Superintendent Louis Lepley said the goal of this study is to make sure the district’s buildings are running efficiently and utilizing the space available to meet the needs of the students.
“For us, the study really is what we need to do, for now, to get our three existing buildings to where they need to be,” Lepley said.
Business manager Brandon Studer told board members that now is a good time for the district to consider doing a new project.Studer added that if the district does nothing in the next 11 years, the debt would be paid off in 2029.
“Based off of what decisions we come up with, and what Crabtree comes up with, will obviously dictate where we can go from there,” he said. “But all of that will be reworked in the financial side of things once we have a direction on where we want to head.”

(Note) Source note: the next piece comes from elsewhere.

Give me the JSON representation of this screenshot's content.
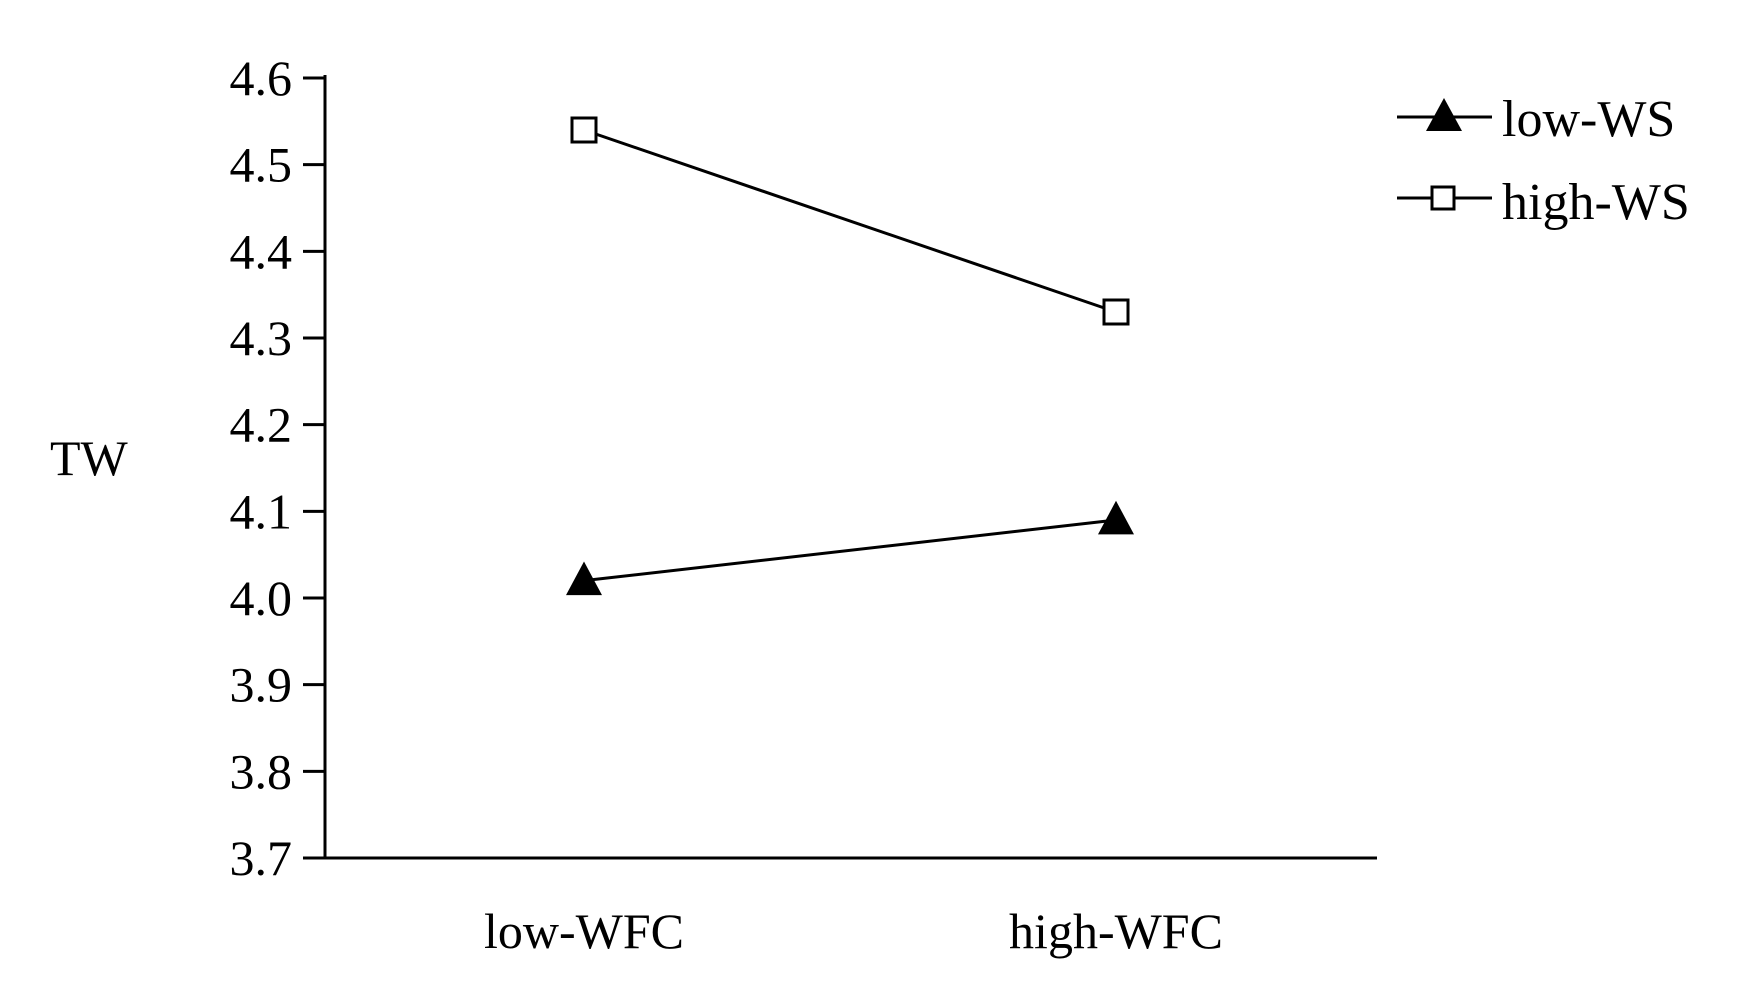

One option that was discussed Monday was consolidating the three buildings into one area. While Crabtree officials said they would put together financial options for such a situation, some board members said it’s not an option they want to consider.
“It’s not something I’m too excited about,” board member Robbie Bloom said during the meeting.
Board members also discussed options for absorbing the administration building into one of the school buildings, and the potential for adding additional classrooms.
Crabtree officials at the meeting predicted that they should be able to finalize their financial options for the school board within a month. Officials are hoping to reach out to the public once they make a final decision.
“I think once we narrow our scope down, absolutely I think we will have to have some kind of special meeting to throw that information out, let the public go through it and see where it goes from there,” he said.